October 31, 2016
By Arthur H. Gunther III
ahgunther@hotmail.com
For this writer, there is an early Tuesday morning ritual, about 3:30, when a coffee break allows brief respite from volunteer cooking duties in my childhood village of Spring Valley, N.Y. Been doing this for awhile, but now an added twist is like dessert with the java.
Not long ago, I came across an old photo, posted on social media, of the then Dutch Reformed Church gym/gathering room. Taken in 1937, it shows Spring Valley students seated at long tables during religious instruction classes.
There were perhaps 50 students, high school, I would guess, and they are the combined Protestant teaching pupils for religious ed. St. Joseph up the street had the Roman Catholics.

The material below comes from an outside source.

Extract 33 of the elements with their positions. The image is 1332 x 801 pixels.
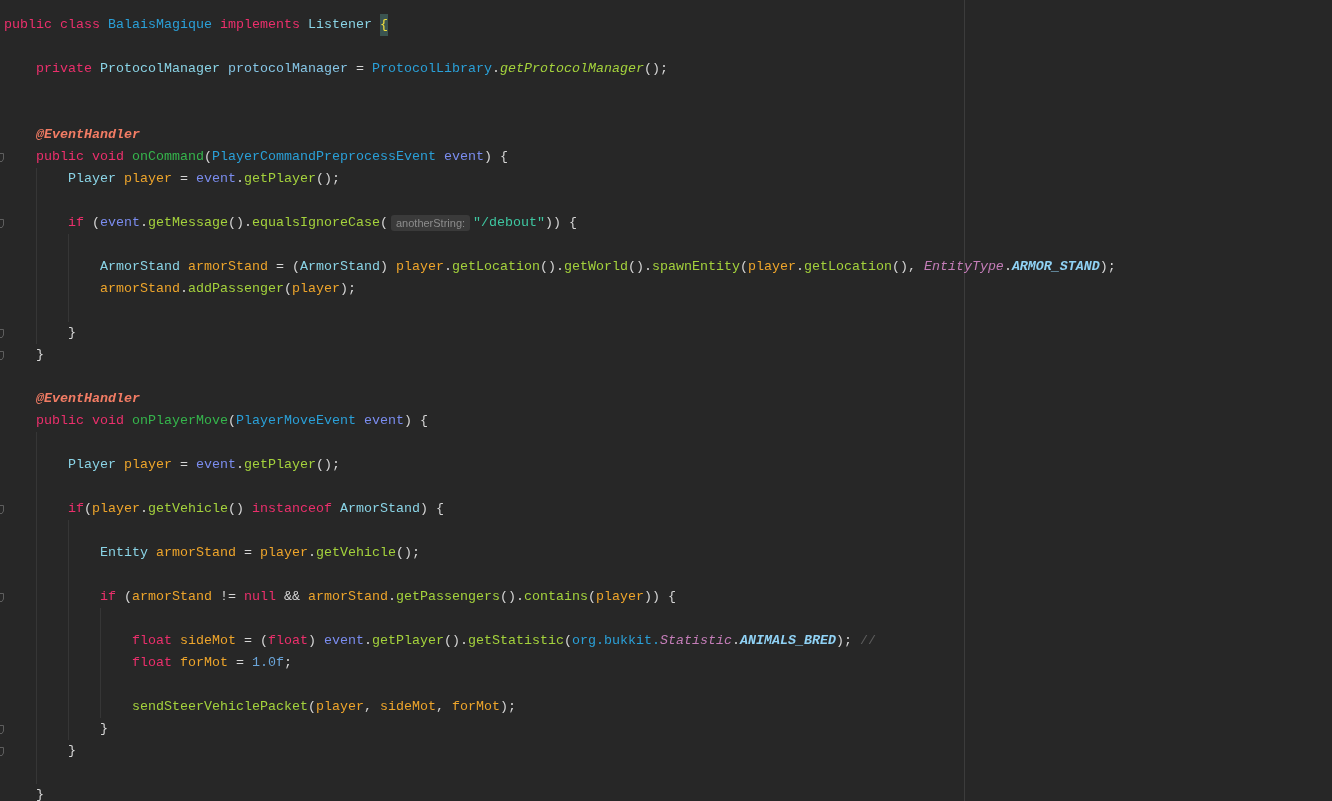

“Release time” was a new activity in New York State, and it was secured largely through the efforts of the Rev. Dr. Alfred Wyckoff, the longtime pastor of the Dutch Reformed, now United Church. The idea was to continue religious instruction for secular students beyond Sunday School.
The gym photo was probably taken as release time began in the village and throughout New York State.
Back to my Tuesday morning ritual. When I grab my coffee from the commercial Bunn machine, a device so well U.S.-designed and built that it has lasted for decades, I head for the gym, but not without looking at the 1937 photo.
I choose a student, look at her or him, and then sit exactly where the person was 79 years ago. I then have a breakfast companion of sorts, and I try to relate to the student’s world of 1937.
It was my father’s time, and he had to know every one of these students in what was then such a small village. These were sons and daughters of shopkeepers still in business when I was growing up. And their own kids went to school with me.
It was the Great Depression, with World War II just two years off. How many of these students served, died, were wounded? Where did their lives take them? Are any with us now?
There is so much promise in these smiling, hopeful faces. Did that happen? In the decades since the 1937 photo, so much has changed in the world, in Spring Valley, in everything.
But on quiet Tuesday mornings when initially I am all alone, when my childhood village is mine again, when I can hear the footsteps of my brother in Memorial Park, when I can feel the excitement of youth as the football game ended at the old high school and a spontaneous parade began on Main Street, I can also go home again by having coffee with Valleyites from 1937.